OIDD 245, Spring 2018

Instructor

Teaching Assistants

Office hours

Course Objectives

The goal of this Advanced segment is to further immerse students in the world of data science projects. Specifically, we focus on working with large, unstructured data sources and gain experience with introductory machine learning concepts. Students who take this segment of the course will spend time inside and outside of the classroom combining data and code to develop data products for a number of new industries, including finance, the restaurant industry, and health care.

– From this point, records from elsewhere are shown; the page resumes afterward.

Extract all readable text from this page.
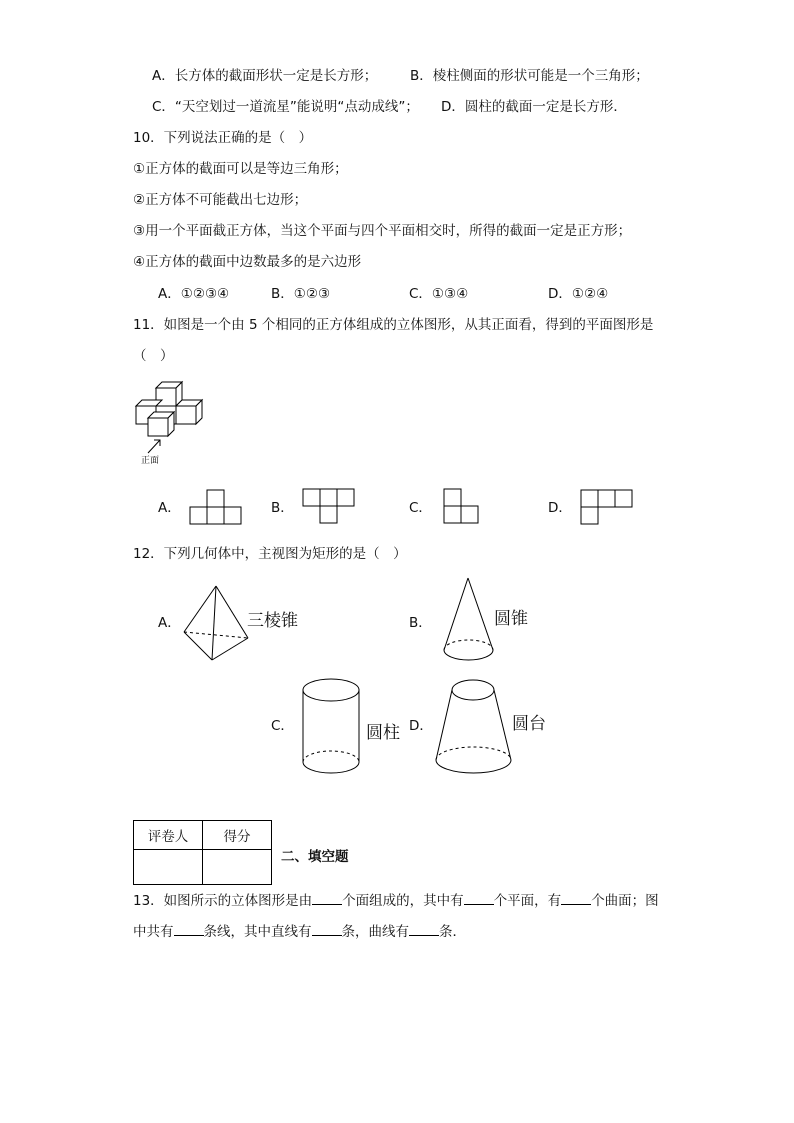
A．长方体的截面形状一定是长方形； B．棱柱侧面的形状可能是一个三角形；
C．“天空划过一道流星”能说明“点动成线”； D．圆柱的截面一定是长方形．
10．下列说法正确的是（　）
①正方体的截面可以是等边三角形；
②正方体不可能截出七边形；
③用一个平面截正方体，当这个平面与四个平面相交时，所得的截面一定是正方形；
④正方体的截面中边数最多的是六边形
A．①②③④	B．①②③	C．①③④	D．①②④
11．如图是一个由 5 个相同的正方体组成的立体图形，从其正面看，得到的平面图形是
（　）
正面
A．	B．	C．	D．
12．下列几何体中，主视图为矩形的是（　）
A．	三棱锥	B．	圆锥
C．	圆柱 D．	圆台
评卷人	得分

二、填空题
13．如图所示的立体图形是由 个面组成的，其中有 个平面，有 个曲面；图
中共有 条线，其中直线有 条，曲线有 条．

At the end of the course, students will be expected to complete an advanced data project, which involves acquiring data from an online web property (e.g. Uber, Facebook) through an API and developing an interactive data visualization. Students who complete this course should have the necessary tools to begin building a portfolio of data science projects that they can share online through platforms such as GitHub or with future employers.

Course Overview

Over the last decade, there has been a dramatic rise in the use of tech skills and data analytic thinking to solve business problems in many domains, including finance, HR, policy, and strategy. As a result, the modern “analytic leader” increasingly requires the use of technology, statistics, and data analysis skills to facilitate business analysis. This includes knowing how to a) effectively frame data-driven questions, b) analyze data, and c) use a new generation of tools that are becoming available to acquire, analyze, interpret, and communicate insights derived from data. Students that take this course will engage with the world of data analysis using tools such as Tableau and R that are becoming increasingly popular in industry.

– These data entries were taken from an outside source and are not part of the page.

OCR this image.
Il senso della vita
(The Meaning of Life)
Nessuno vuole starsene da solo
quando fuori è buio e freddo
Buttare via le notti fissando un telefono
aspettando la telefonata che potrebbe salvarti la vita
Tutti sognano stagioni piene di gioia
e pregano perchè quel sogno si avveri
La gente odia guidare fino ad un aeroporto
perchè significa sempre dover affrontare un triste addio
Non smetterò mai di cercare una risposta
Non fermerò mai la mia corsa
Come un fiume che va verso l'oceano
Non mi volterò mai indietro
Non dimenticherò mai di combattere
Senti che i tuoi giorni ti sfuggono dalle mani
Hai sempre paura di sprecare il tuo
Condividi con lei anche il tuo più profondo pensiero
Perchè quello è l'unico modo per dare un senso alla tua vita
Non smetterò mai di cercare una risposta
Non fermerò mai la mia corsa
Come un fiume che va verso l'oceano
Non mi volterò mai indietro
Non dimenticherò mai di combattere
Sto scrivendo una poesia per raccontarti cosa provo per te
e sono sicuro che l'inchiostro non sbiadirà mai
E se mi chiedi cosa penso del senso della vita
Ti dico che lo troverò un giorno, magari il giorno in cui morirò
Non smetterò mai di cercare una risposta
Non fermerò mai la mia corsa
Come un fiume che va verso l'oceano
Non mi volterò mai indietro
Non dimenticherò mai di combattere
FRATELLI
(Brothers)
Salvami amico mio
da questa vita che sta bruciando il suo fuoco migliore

The Intro segment of the course is designed for students with limited experience with data analysis projects, and while familiarity with R, via courses such as STAT 405 or STAT 470, will be ideal preparation, students with other programming exposure can pick up the required skills via review sessions and self-instruction. The second 0.5 CU, Advanced, course will extend students’ experience to industry applications of text mining and machine learning and require students to work with more unstructured data. In contrast to the first course, the Advanced module will rely heavily on R and will require the completion of STAT 405, STAT 470, or equivalent preparation.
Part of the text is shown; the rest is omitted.